Anatomy of a Ritual

Natural History, July, 2001 by Jared Diamond

Perhaps the simplest prop is the suppository, a drug-impregnated plug designed for self-insertion into the anus, where the plug is melted by body heat, releasing the drug. While suppositories are a popular means of taking medicine in France, they have the disadvantage of exposing the drug to just a small fraction of the rectum's absorptive surface (the rectum is about six inches long, much longer than any suppository). Hence physicians must prescribe a considerably larger dose of any drug administered as a suppository than if the same drug is taken by mouth.

Indians devised two methods of rectal drug administration that are superior to the suppository. Both involve the insertion of a hollow bone or tube through which a drug-containing fluid is squirted deep into the rectum, thereby attaining rapid absorption across a large surface. In the first method, a helper simply fills his mouth with enema solution and blows it out through the tube. In the other, more sophisticated method, the protruding end of the tube is connected to a bulb made of an animal bladder, a leather bag, or rubber. The bulb, rather than the helper's mouth, is used to squirt the enema fluid. Thus, Indians invented the rubber-bulb syringe, now adopted worldwide for perfume atomizers and medicine droppers.

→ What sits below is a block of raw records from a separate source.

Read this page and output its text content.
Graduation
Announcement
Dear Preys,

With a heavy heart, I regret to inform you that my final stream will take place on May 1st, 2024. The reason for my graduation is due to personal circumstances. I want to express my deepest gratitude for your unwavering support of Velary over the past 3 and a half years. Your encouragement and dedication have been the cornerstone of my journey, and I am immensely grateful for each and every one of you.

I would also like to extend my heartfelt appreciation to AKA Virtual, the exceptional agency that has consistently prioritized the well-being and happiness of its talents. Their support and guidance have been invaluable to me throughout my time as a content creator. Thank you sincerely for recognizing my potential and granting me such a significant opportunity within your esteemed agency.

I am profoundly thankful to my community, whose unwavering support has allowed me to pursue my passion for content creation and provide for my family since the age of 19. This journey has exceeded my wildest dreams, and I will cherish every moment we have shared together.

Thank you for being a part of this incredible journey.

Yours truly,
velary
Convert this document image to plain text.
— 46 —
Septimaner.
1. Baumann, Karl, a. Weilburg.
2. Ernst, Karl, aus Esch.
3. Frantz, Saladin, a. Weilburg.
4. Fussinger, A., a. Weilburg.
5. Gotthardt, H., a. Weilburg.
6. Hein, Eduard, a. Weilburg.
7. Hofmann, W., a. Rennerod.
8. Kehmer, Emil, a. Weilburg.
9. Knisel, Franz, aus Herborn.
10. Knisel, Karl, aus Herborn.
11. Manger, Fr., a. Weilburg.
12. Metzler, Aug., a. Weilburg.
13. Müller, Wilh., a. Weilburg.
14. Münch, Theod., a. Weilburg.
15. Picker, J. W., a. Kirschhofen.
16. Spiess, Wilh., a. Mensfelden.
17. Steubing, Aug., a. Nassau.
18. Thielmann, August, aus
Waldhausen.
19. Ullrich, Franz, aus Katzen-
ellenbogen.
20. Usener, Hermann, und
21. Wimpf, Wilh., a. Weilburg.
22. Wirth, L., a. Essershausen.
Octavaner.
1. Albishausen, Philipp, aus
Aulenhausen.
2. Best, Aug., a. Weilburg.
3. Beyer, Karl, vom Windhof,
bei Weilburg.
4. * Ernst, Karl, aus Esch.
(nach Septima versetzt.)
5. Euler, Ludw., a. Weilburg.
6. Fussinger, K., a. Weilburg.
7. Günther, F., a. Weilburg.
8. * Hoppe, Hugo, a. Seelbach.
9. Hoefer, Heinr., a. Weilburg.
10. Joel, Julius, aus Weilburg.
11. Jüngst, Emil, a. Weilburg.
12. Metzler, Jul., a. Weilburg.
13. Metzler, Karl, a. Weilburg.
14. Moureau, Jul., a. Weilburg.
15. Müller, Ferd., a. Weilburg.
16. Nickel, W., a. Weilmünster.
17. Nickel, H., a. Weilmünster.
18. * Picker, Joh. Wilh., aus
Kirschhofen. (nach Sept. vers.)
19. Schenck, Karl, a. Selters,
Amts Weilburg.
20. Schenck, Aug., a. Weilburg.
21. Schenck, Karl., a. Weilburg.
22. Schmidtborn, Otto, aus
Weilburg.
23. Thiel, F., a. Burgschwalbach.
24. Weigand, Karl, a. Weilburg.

Between about A.D. 1 and 900, the Maya Indians of Central America developed a highly advanced civilization; their achievements included writing, beautiful artworks, astronomy books, and a notoriously complicated calendar. When archaeologists first began to find slender tubes of unknown function in Maya tombs, they did not immediately realize that Maya sophistication also extended to enema technology. The evidence came with the unearthing of beautiful, colorfully painted vases, some of which clearly depicted the purpose of the formerly mysterious tubes with an unmistakable clarity that made archaeologists blush. One of those vases (opposite page) shows a recumbent man with his legs spread, receiving an enema from a standing person (probably a woman) holding an enema bag. At the recumbent man's head stands a male helper ladling enema fluid out of a large jar. Another painted vase (see page 20) portrays a male god about to receive an enema from an attractive young goddess/woman standing behind him as she unties his loincloth, with an enema pot and bulb syringe ready in front of her. While we can only speculate about the ingredients, a clue is that some vases depicting enemas show containers of a foaming fluid resembling balche, the Maya beer that was popular at the time of the Spanish conquest and that may sometimes have been laced with hallucinogens.

But why on earth should anyone choose to administer mind-altering drugs by enema, which requires apparatus and often an assistant, instead of just swallowing the drug? Remembering that the purpose of the whole exercise is to get the drug to one's brain, I see three physiological advantages.

First, try to recall your nausea the first time you drank a lot of alcohol or inhaled smoke from a cigarette. And ash a few drug users how they felt when they first tried heroin, peyote, or psychedelic mushrooms. Most hallucinogens tend to cause nausea; even experienced Indian peyote-chewers are prone to feel sick to their stomach.